Дорога вьется, тянет, тянется. Заборы, люди, города. И вдруг одно: а где же Франция? Запряталась она куда? Бретань, и море в злобе щерится, И скалы рвет огромный вал. Разлука ли? Мне всё не верится, Что эти руки целовал. Не улыбнешься, не расплачешься, А вспомнишь — закричишь со сна. Парижа позднее ребячество, Его туманная весна — В цветах, в огнях, в соленой сырости… Я не спрошу, что стало с ним. Другие девушки там выросли И улыбаются другим. Так сделан человек: расстанется, Всё заметет тяжелый снег. И я как все. А где же Франция? Я выдумал ее во сне. Но ты не говори о верности, Я верен, только не себе — Тому, что бьется, вьется, вертится — Своей тоске, своей судьбе. 2. «Читаешь, пишешь, говоришь…»

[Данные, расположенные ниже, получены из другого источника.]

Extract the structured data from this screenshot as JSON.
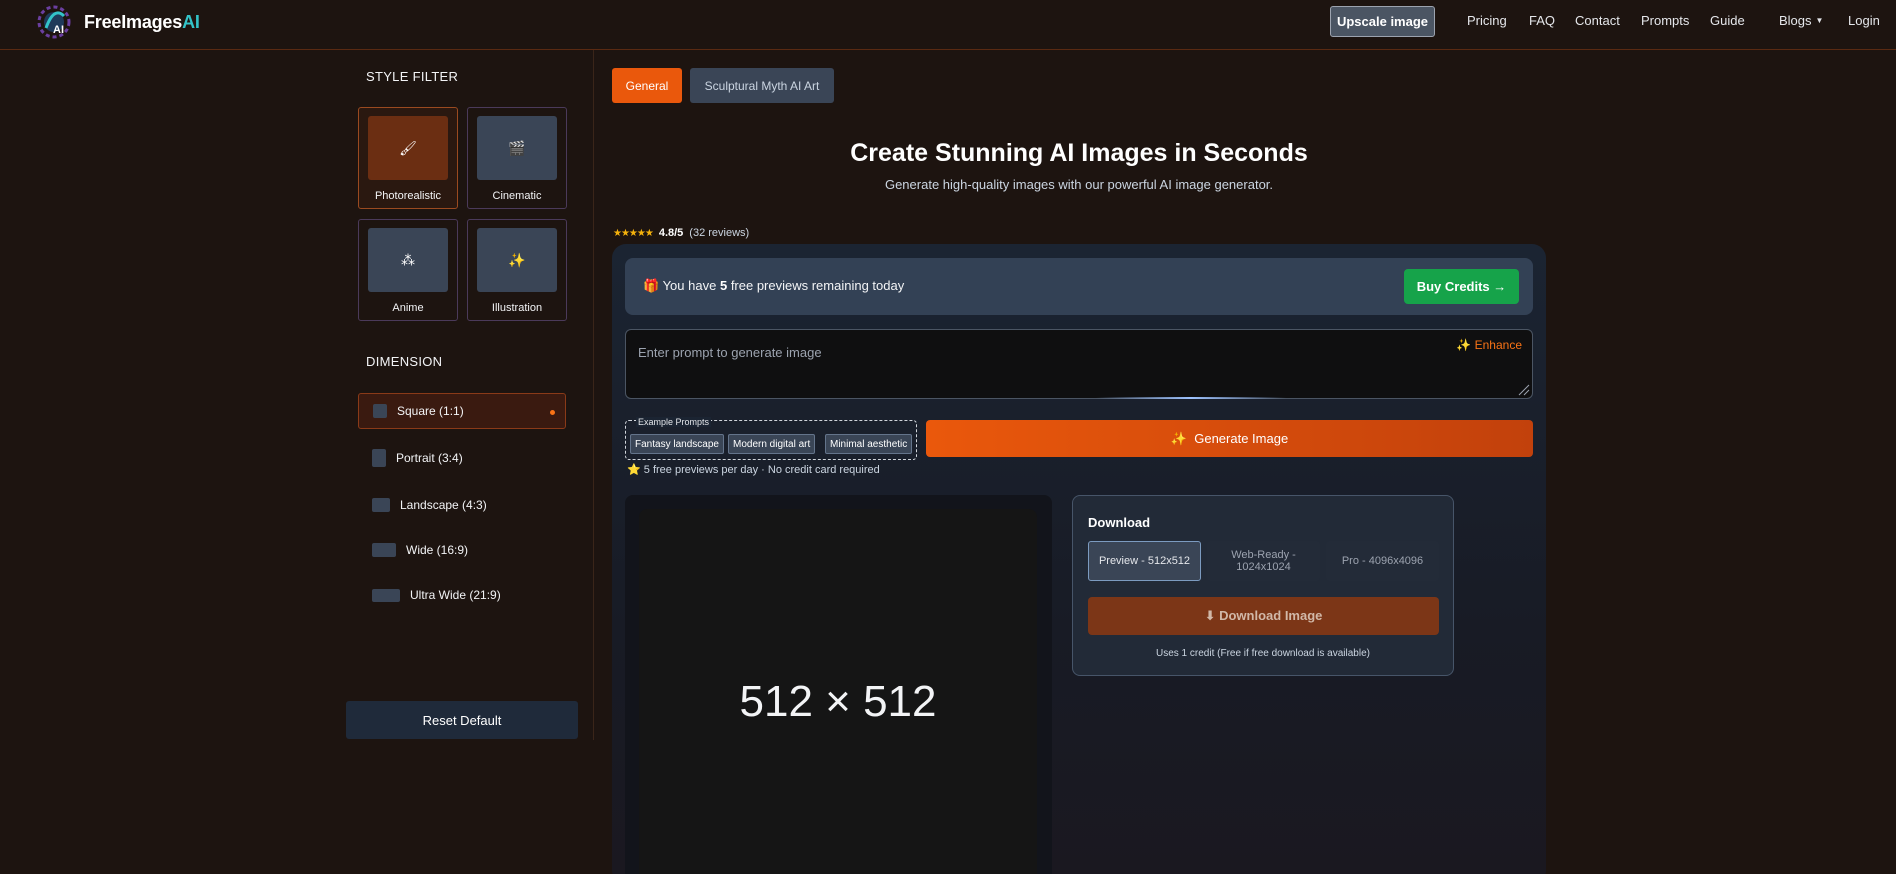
{
  "header": {
    "logo_text": "FreeImages",
    "logo_ai": "AI",
    "upscale_label": "Upscale image",
    "nav": [
      "Pricing",
      "FAQ",
      "Contact",
      "Prompts",
      "Guide",
      "Blogs",
      "Login"
    ]
  },
  "sidebar": {
    "style_title": "STYLE FILTER",
    "styles": [
      {
        "label": "Photorealistic",
        "icon": "brush-icon"
      },
      {
        "label": "Cinematic",
        "icon": "clapperboard-icon"
      },
      {
        "label": "Anime",
        "icon": "shapes-icon"
      },
      {
        "label": "Illustration",
        "icon": "magic-wand-icon"
      }
    ],
    "dimension_title": "DIMENSION",
    "dimensions": [
      "Square (1:1)",
      "Portrait (3:4)",
      "Landscape (4:3)",
      "Wide (16:9)",
      "Ultra Wide (21:9)"
    ],
    "reset_label": "Reset Default"
  },
  "tabs": [
    "General",
    "Sculptural Myth AI Art"
  ],
  "hero": {
    "title": "Create Stunning AI Images in Seconds",
    "subtitle": "Generate high-quality images with our powerful AI image generator."
  },
  "rating": {
    "stars": "★★★★★",
    "score": "4.8/5",
    "reviews": "(32 reviews)"
  },
  "previews": {
    "prefix": "You have",
    "count": "5",
    "suffix": "free previews remaining today",
    "buy_label": "Buy Credits →"
  },
  "prompt": {
    "placeholder": "Enter prompt to generate image",
    "enhance_label": "Enhance"
  },
  "examples": {
    "label": "Example Prompts",
    "chips": [
      "Fantasy landscape",
      "Modern digital art",
      "Minimal aesthetic"
    ]
  },
  "free_note": "5 free previews per day · No credit card required",
  "generate_label": "Generate Image",
  "preview": {
    "size_text": "512 × 512"
  },
  "download": {
    "title": "Download",
    "options": [
      "Preview - 512x512",
      "Web-Ready - 1024x1024",
      "Pro - 4096x4096"
    ],
    "button_label": "⬇ Download Image",
    "note": "Uses 1 credit (Free if free download is available)"
  },
  "colors": {
    "accent": "#ea580c",
    "buy": "#16a34a",
    "logo_ai": "#33c3c8"
  }
}
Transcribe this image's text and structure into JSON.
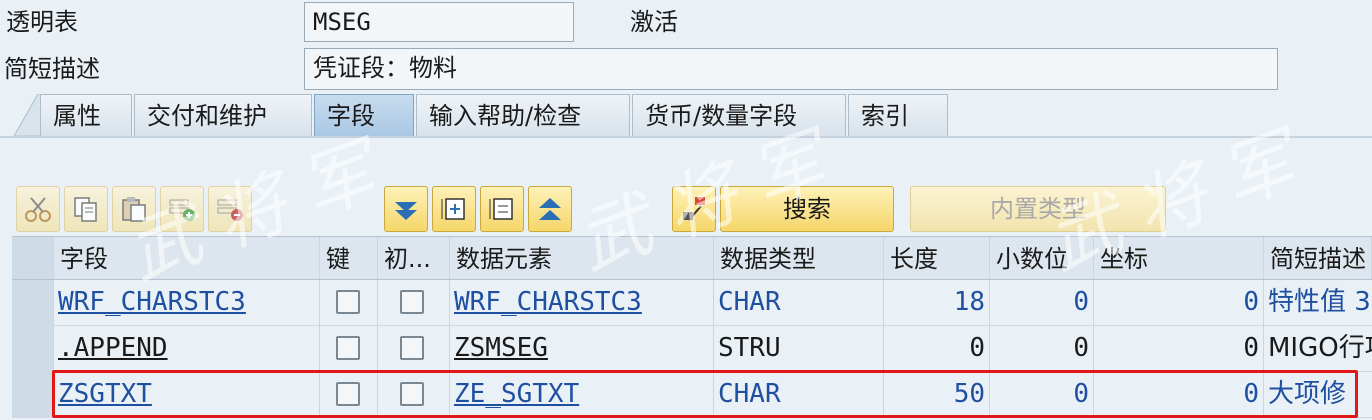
{
  "header": {
    "table_type_label": "透明表",
    "table_name": "MSEG",
    "status": "激活",
    "short_desc_label": "简短描述",
    "short_desc_value": "凭证段：物料"
  },
  "tabs": [
    {
      "label": "属性"
    },
    {
      "label": "交付和维护"
    },
    {
      "label": "字段",
      "active": true
    },
    {
      "label": "输入帮助/检查"
    },
    {
      "label": "货币/数量字段"
    },
    {
      "label": "索引"
    }
  ],
  "toolbar": {
    "icons": [
      "cut-icon",
      "copy-icon",
      "paste-icon",
      "insert-row-icon",
      "delete-row-icon",
      "expand-icon",
      "add-node-icon",
      "select-icon",
      "collapse-icon",
      "hierarchy-icon"
    ],
    "search_label": "搜索",
    "builtin_type_label": "内置类型"
  },
  "watermark": "武将军",
  "table": {
    "columns": [
      "字段",
      "键",
      "初...",
      "数据元素",
      "数据类型",
      "长度",
      "小数位",
      "坐标",
      "简短描述"
    ],
    "rows": [
      {
        "field": "WRF_CHARSTC3",
        "key": false,
        "init": false,
        "data_element": "WRF_CHARSTC3",
        "data_type": "CHAR",
        "length": "18",
        "decimals": "0",
        "coord": "0",
        "desc": "特性值 3"
      },
      {
        "field": ".APPEND",
        "key": false,
        "init": false,
        "data_element": "ZSMSEG",
        "data_type": "STRU",
        "length": "0",
        "decimals": "0",
        "coord": "0",
        "desc": "MIGO行项"
      },
      {
        "field": "ZSGTXT",
        "key": false,
        "init": false,
        "data_element": "ZE_SGTXT",
        "data_type": "CHAR",
        "length": "50",
        "decimals": "0",
        "coord": "0",
        "desc": "大项修"
      }
    ]
  },
  "colors": {
    "highlight_border": "#e01818",
    "link": "#1f4fa0",
    "button": "#f5d66a"
  }
}
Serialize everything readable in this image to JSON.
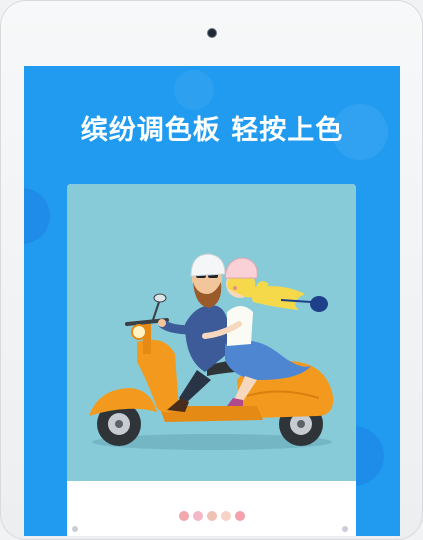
{
  "headline": "缤纷调色板 轻按上色",
  "colors": {
    "screen_bg": "#209bf0",
    "art_bg": "#87cbd8",
    "scooter": "#f39a1e",
    "swatches": [
      "#f2a6ad",
      "#f5b7c8",
      "#f0c2b4",
      "#f7d3c6",
      "#f5a0ab"
    ]
  },
  "icons": [
    "camera-icon",
    "scooter-illustration",
    "left-nav-dot",
    "right-nav-dot"
  ]
}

Читаешь, пишешь, говоришь, И вдруг встает былой Париж, Огромный, огненный, живой, С горячей мокрой синевой. Как он сумел прийти сюда? Ходить — не ходят города, Им тяжело, у них дома. И кто из нас сошел с ума? Тот город, что, забыв про честь, Готов в любое сердце влезть, Готов смутить любой покой Своей шарманочной тоской, — Сошел ли город тот с ума, Сошли ли с мест своих дома? Иль, может, я в бреду ночном, Когда смолкает всё кругом, Сквозь сон, сквозь чащу мутных лет, Сквозь ночь, которой гуще нет, Сквозь снег, сквозь смерть, сквозь эту тишь Бреду туда — всё в тот Париж? 1947
274. «Мне всё мерещится одна…»
Мне всё мерещится одна Большого полдня тишина, И те же блики от каштана, И тот же зной, как мед, густой, Кувшин, а рядом два стакана, Один с вином, другой пустой. Обычно отвечают: «Ба, Что тут попишешь, не судьба…» Уж больше ничего не будет, Теперь и вспоминать смешно, А всё мерещится одно: Так и ушел и не пригубил… 1947
275. «Тарханы — это не поэма…»
Тарханы — это не поэма, Большое крепкое село. Давно в музей безумный Демон Сдал на хранение крыло. И посетитель видит хрупкий, Игрушечный, погасший мир, Изгрызанную в муке трубку И опереточный мундир. И каждому немного лестно, Что это — Лермонтова кресло. На стенах множество цитат О происшедшей перемене. А под окном заглохший сад И «счастье», скрытое в сирени. Машины облегчили труд. В селе теперь десятилетка. Колхозники исправно чтут Дела прославленного предка, И каждый год в тот день июля, Когда его сразила пуля, В Тарханах праздник. Там с утра Вся приодета детвора. Уж кумачом зардели арки, Уж сдали государству рожь, И в старом лермонтовском парке Танцует дружно молодежь. Здесь нет ни топота, ни свиста… Давно забыт далекий выстрел, И только в склепе, весь продрог, Стоит обшитый цинком гроб. Мотор заглох, шофер хлопочет. А девушка в избе бормочет Всё тот же сердцу милый стих, И страсть в ее глазах глухих, Приподняты углами брови, А ночь, как некогда, темна. Поют и пьют. Стихи читают. Сквернословят. А сердце в цинк стучит. Всё выпито до дна. «Люблю отчизну я, но странною любовью…» А что тут странного? Она одна. 1947
276-278. У РЖЕВА
1. «Трагедия закончена — так пишут…»
Трагедия закончена — так пишут, И это правда, — строят города, Влюбляются и по ночам не слышат, Как голосит железная беда. Но вот война — окопы, танк подбитый, Оборван провод и повисла нить, Как будто после той ужасной битвы Здесь занавес забыли опустить. Торчит стена расщепленного дома, В глубоких ямах желтая вода. Как это всё мучительно знакомо, Мне кажется, что я здесь жил всегда. Обломаны, обрублены деревья, Черны они, в них битв минувших страсть, И, руки заломив в последнем гневе, Они ни жить не могут, ни упасть. 2. «Могила солдата, а имени нет…»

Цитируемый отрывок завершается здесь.